On 2023-11-01 13:46, BillK via extropy-chat wrote:
> On Wed, 1 Nov 2023 at 18:03, Stuart LaForge via extropy-chat
> <extropy-chat at lists.extropy.org> wrote:
>> 
>> This is ludicrous. Incentives and deterrents must work, otherwise 
>> people
>> would have abandoned their use a long time ago. San Francisco is a 
>> good
>> example of where Sapolsky's misguided beliefs have nearly destroyed an
>> entire city. You take away the deterrence of jail time for theft and
>> guess what? People will start stealing a lot more. So much so that
>> nobody wants to maintain a store in the city. Sapolsky sounds like he 
>> is
>> trying to undermine the rule of law with his prescription of the
>> coddling of criminals his glorification of learned helplessness. Maybe
>> not everybody has free will. Maybe there are genuinely people out 
>> there
>> who cannot control their behavior. If so, then those people pose a
>> danger to civilization and should not be tolerated. They are probably
>> doomed by natural selection any way.
>> 
>> Stuart LaForge
>> _______________________________________________
> 
> 
> Sapolsky readily admits that his views are controversial.  :)

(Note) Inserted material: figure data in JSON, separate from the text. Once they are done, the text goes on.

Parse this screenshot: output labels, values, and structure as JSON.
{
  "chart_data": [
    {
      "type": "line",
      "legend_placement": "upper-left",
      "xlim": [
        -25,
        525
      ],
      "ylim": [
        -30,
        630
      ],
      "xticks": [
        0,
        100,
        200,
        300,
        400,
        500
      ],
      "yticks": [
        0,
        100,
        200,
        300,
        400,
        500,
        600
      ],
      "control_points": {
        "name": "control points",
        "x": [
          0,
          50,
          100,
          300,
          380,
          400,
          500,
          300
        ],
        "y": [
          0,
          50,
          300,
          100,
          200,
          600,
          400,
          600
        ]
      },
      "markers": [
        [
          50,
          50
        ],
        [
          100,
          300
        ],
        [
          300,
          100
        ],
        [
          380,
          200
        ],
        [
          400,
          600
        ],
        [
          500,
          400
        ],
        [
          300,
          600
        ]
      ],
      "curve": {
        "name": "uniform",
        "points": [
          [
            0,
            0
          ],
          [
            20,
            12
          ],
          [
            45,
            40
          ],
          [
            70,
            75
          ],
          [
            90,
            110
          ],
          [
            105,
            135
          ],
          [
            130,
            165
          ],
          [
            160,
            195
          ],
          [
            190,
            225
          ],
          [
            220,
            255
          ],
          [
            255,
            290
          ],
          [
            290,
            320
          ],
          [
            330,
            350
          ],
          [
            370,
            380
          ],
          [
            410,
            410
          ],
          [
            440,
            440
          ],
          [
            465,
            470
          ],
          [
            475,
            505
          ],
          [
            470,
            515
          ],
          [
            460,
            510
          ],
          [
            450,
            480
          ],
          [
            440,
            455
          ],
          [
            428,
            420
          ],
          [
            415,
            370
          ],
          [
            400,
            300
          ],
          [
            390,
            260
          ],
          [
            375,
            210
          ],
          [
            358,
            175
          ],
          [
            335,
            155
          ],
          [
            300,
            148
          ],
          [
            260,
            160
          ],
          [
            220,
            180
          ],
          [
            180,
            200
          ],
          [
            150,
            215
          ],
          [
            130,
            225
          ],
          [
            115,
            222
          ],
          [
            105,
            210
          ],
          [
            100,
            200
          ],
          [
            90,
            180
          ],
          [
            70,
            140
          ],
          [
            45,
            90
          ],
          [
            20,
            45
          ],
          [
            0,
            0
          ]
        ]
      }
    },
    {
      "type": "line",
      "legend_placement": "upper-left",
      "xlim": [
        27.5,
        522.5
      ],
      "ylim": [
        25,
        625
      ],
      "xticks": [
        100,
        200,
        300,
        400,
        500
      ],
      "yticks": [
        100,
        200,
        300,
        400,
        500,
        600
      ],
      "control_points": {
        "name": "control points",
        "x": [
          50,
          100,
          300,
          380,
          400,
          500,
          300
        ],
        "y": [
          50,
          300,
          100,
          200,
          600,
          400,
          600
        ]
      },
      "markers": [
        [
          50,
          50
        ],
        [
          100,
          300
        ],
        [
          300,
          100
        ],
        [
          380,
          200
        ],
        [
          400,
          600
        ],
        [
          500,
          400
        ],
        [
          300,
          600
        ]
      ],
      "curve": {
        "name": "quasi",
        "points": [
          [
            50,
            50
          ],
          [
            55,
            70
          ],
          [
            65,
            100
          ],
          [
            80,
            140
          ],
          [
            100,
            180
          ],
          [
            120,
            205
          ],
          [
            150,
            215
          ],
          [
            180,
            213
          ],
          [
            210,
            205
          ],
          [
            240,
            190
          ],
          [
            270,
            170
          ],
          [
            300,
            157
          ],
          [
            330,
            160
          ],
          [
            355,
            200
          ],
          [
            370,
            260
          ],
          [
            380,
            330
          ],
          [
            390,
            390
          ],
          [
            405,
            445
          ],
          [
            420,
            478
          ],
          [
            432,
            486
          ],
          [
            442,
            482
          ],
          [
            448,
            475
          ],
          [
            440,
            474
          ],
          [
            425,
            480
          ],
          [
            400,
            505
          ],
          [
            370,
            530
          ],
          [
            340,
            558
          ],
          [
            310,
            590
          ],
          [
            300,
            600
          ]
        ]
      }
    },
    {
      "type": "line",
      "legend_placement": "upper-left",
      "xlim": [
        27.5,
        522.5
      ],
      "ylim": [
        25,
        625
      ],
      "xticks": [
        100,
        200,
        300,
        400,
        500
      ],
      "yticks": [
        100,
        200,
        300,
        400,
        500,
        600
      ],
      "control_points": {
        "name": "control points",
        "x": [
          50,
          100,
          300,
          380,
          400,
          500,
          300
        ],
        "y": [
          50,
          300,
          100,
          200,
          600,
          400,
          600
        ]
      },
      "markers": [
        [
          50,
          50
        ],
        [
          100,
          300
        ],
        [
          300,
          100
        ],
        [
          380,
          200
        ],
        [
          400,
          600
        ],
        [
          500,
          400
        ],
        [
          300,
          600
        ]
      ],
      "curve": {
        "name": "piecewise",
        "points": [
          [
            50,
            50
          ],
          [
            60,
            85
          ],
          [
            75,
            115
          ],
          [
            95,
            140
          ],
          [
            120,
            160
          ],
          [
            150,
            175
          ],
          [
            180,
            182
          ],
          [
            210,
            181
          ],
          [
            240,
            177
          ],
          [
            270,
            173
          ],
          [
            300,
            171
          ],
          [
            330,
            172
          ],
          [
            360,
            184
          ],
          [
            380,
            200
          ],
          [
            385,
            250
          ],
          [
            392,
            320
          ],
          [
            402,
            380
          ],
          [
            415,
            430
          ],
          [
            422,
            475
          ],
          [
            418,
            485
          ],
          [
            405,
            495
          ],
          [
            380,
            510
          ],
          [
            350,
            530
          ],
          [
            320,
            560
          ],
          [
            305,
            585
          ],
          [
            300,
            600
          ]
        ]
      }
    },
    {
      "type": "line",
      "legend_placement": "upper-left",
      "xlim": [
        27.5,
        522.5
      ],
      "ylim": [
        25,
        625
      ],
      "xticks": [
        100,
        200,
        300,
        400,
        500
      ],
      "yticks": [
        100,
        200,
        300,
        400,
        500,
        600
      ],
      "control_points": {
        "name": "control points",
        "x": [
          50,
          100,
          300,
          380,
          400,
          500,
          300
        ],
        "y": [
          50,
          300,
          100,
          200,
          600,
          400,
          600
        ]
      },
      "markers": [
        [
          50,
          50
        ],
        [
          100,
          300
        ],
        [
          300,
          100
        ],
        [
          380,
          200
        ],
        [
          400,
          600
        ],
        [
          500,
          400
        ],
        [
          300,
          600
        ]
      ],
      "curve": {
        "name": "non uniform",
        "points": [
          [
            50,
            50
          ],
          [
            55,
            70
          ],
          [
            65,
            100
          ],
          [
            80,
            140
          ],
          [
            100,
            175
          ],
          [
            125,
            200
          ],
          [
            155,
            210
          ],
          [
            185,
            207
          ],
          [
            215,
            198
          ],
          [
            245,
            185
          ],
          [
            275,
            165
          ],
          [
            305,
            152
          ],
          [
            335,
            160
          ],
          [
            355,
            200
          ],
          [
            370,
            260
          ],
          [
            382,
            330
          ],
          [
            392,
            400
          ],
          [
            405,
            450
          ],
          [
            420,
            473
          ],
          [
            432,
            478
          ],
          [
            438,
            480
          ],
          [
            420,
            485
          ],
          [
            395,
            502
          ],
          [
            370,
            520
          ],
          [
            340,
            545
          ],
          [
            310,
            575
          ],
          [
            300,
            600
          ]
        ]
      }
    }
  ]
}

> But he is not arguing against law and order. Punishments and
> incentives are part of the drivers of behaviour.
> 
> He has published a book on the subject, reviewed here by Psychology 
> today -
> <https://www.psychologytoday.com/us/blog/one-among-many/201709/sapolsky-free-will>

The very last line is the Psychology Today article does not make any 
sense at all. "Yet, letting elephants know that we deny them free will, 
does not turn them rogue." First of all you don't need to let an 
elephant know you are denying it free will, it is intelligent enough to 
figure that out based on the fences, chains, and goads. And it is the 
very denying them of their free will which makes them go rogue. If you 
frustrate the will of an elephant, then it might decide to squash the 
annoying little pink things. Ditto for orcas. In all of recorded 
history, the only reports of orcas, the undisputed apex predator of the 
sea killing humans has been the four deaths caused a whale in captivity.